The CCI is yet to establish a similarly granular arrangement in India, leading to challenges in effectively regulating healthcare mergers and acquisitions. On a related note, the outcome of an investigation of exorbitant pricing by major hospital groups is still pending, wherein the CCI had found 12 super-speciality hospitals in violation of the abuse of dominant position provisions in Section 4 of the Act.


By adopting a sector-specific framework like California's, the CCI would be better equipped to address the intricacies of healthcare transactions and ensure more comprehensive competition scrutiny. Very few jurisdictions employ such methods. In Germany, when a Malteser-group hospital and the somatic division of another hospital were merging, the primary question concerned the efficiency of the merger. The parties claimed that the merger would help improve the quality of services. However, Germany’s Federal Cartel Office approved the merger, noting that said claims of efficiency and quality cannot be verified without a framework and granular data.

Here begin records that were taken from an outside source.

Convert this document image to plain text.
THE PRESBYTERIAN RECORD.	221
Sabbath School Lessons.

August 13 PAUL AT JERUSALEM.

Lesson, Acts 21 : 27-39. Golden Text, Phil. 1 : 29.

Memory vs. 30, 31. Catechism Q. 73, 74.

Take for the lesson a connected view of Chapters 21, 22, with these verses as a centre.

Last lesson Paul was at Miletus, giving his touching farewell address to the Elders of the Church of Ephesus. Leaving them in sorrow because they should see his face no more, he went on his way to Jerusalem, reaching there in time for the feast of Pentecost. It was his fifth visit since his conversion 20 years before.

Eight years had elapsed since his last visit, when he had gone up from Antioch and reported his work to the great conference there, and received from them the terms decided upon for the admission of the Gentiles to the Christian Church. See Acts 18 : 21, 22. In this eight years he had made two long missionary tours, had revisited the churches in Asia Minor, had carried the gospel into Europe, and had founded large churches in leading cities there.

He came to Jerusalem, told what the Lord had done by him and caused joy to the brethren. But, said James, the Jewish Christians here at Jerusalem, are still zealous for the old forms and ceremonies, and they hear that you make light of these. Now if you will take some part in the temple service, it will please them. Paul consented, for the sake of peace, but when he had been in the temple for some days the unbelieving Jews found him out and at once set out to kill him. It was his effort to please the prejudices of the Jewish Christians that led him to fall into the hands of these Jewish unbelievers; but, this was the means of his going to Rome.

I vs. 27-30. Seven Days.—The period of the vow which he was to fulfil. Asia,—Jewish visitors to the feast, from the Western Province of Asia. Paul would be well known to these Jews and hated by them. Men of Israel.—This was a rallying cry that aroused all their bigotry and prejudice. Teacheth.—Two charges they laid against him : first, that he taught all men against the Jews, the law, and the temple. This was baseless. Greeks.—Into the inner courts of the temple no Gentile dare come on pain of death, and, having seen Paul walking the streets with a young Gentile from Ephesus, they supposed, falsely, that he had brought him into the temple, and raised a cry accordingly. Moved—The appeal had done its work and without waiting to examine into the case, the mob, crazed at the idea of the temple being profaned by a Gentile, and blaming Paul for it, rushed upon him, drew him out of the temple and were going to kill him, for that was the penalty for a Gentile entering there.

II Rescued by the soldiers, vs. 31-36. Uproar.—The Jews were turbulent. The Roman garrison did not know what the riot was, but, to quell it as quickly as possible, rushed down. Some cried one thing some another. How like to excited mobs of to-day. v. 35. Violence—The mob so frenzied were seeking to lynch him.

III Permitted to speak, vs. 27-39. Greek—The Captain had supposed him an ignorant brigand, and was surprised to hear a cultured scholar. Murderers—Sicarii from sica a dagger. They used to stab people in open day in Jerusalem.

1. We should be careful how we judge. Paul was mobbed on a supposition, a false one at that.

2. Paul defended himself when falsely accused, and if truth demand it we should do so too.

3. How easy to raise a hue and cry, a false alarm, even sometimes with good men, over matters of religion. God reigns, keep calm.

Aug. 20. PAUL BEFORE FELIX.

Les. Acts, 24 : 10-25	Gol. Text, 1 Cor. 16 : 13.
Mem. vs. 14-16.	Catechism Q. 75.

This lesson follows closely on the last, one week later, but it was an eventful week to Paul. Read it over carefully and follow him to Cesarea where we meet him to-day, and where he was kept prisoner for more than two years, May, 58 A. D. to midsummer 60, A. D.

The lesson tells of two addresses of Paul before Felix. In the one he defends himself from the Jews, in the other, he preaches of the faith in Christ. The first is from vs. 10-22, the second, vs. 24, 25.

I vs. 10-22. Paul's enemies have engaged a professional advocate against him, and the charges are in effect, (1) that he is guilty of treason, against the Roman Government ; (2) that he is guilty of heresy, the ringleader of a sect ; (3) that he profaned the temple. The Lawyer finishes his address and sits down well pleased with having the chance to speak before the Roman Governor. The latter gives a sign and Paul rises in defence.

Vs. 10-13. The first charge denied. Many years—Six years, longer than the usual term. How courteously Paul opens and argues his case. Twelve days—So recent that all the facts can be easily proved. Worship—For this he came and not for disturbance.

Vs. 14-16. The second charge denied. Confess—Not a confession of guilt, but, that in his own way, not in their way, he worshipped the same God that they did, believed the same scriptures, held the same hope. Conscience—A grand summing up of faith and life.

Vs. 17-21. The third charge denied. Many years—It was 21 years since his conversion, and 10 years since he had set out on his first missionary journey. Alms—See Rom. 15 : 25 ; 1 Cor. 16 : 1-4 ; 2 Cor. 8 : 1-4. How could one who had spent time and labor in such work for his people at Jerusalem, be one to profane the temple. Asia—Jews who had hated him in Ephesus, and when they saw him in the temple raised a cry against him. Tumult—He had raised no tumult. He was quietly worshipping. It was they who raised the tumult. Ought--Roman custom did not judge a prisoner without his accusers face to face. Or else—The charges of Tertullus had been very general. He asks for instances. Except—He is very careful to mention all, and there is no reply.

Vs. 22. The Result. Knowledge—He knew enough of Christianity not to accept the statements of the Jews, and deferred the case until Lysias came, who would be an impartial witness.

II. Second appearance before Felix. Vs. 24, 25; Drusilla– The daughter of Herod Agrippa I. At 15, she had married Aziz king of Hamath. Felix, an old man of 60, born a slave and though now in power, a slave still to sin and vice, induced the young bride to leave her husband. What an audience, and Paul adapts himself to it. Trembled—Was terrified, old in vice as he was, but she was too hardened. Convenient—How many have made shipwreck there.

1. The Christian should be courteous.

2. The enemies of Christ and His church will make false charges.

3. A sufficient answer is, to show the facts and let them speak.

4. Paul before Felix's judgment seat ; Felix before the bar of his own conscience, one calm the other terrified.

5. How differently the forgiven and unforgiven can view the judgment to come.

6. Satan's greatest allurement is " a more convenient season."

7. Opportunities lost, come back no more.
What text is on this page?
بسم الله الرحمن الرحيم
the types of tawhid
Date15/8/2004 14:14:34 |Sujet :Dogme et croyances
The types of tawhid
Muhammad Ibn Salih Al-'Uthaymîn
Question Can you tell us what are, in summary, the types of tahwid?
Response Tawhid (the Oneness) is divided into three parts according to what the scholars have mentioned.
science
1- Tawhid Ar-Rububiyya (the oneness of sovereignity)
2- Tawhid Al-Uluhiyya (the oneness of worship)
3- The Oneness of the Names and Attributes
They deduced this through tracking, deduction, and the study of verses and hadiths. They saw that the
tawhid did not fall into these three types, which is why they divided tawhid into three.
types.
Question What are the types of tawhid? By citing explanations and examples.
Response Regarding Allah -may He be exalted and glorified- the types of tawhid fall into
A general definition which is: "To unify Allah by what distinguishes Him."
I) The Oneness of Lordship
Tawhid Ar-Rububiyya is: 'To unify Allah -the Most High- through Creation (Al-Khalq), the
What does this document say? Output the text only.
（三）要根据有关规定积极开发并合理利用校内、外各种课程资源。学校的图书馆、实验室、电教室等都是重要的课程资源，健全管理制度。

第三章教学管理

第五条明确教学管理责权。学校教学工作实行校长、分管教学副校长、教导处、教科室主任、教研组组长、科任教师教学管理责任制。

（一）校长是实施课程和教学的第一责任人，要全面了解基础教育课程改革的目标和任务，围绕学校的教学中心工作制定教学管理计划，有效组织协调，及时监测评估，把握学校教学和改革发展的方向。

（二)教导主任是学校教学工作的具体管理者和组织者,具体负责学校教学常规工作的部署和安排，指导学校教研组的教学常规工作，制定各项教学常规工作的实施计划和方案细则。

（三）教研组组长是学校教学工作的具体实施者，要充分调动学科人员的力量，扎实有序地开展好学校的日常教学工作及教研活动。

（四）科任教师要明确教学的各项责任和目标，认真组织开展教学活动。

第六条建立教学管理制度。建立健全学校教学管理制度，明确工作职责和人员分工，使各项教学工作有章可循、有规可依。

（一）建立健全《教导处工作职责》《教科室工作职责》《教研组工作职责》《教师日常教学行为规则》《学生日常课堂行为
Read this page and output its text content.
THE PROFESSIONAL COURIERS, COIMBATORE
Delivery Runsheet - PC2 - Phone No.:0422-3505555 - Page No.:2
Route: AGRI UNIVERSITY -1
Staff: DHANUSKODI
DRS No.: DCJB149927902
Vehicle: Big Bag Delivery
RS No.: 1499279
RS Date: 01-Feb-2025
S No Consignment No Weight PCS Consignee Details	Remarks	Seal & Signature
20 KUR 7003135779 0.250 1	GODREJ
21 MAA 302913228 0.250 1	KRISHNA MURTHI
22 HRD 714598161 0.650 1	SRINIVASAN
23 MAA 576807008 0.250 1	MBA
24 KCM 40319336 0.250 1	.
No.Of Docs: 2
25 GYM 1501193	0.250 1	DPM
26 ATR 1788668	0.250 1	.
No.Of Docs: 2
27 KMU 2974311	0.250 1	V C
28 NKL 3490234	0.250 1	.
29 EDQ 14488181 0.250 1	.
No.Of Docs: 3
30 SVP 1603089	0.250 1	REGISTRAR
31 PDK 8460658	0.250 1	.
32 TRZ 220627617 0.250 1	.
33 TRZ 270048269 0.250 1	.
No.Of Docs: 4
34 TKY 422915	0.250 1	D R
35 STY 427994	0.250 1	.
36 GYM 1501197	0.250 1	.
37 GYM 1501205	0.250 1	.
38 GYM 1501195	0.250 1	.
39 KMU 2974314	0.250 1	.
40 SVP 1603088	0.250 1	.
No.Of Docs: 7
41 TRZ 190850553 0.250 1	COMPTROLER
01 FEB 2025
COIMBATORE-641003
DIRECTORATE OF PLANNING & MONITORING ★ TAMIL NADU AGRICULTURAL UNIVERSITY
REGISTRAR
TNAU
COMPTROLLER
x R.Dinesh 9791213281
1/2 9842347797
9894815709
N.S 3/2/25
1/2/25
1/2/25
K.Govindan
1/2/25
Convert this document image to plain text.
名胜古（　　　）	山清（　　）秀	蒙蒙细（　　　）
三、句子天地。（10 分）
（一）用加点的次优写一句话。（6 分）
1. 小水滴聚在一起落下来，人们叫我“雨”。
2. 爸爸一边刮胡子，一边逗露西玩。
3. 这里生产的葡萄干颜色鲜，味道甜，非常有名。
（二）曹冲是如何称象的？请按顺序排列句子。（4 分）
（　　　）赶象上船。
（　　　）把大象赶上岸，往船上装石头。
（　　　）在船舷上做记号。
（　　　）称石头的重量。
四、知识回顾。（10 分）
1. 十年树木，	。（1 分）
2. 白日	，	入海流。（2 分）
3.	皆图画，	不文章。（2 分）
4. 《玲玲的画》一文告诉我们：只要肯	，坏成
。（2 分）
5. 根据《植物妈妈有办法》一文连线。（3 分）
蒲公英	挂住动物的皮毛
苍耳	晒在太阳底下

The time is ripe to formulate a framework that analyses healthcare transactions through more rigorous engagement with data and forecasting of post-merger consequences. This is important because studies from the European Union posit that ex-ante assessments of hospital mergers may miss real outcomes, thereby ignoring patient treatment and competition in the market.


Conclusion


Healthcare merger control in India should recognize the strategic shifts in service offerings resulting from combinations and acquisitions. It is crucial to establish healthcare merger control as a distinct aspect of antitrust legislation. The OHCA's regulatory model offers a promising approach to evaluating healthcare combinations in India, especially as the sector attracts significant investment. However, Indian regulators need to strike a balance between the process's costs and its intended purpose. Regulatory procedures should be reasonable to avoid discouraging foreign investment and specialization.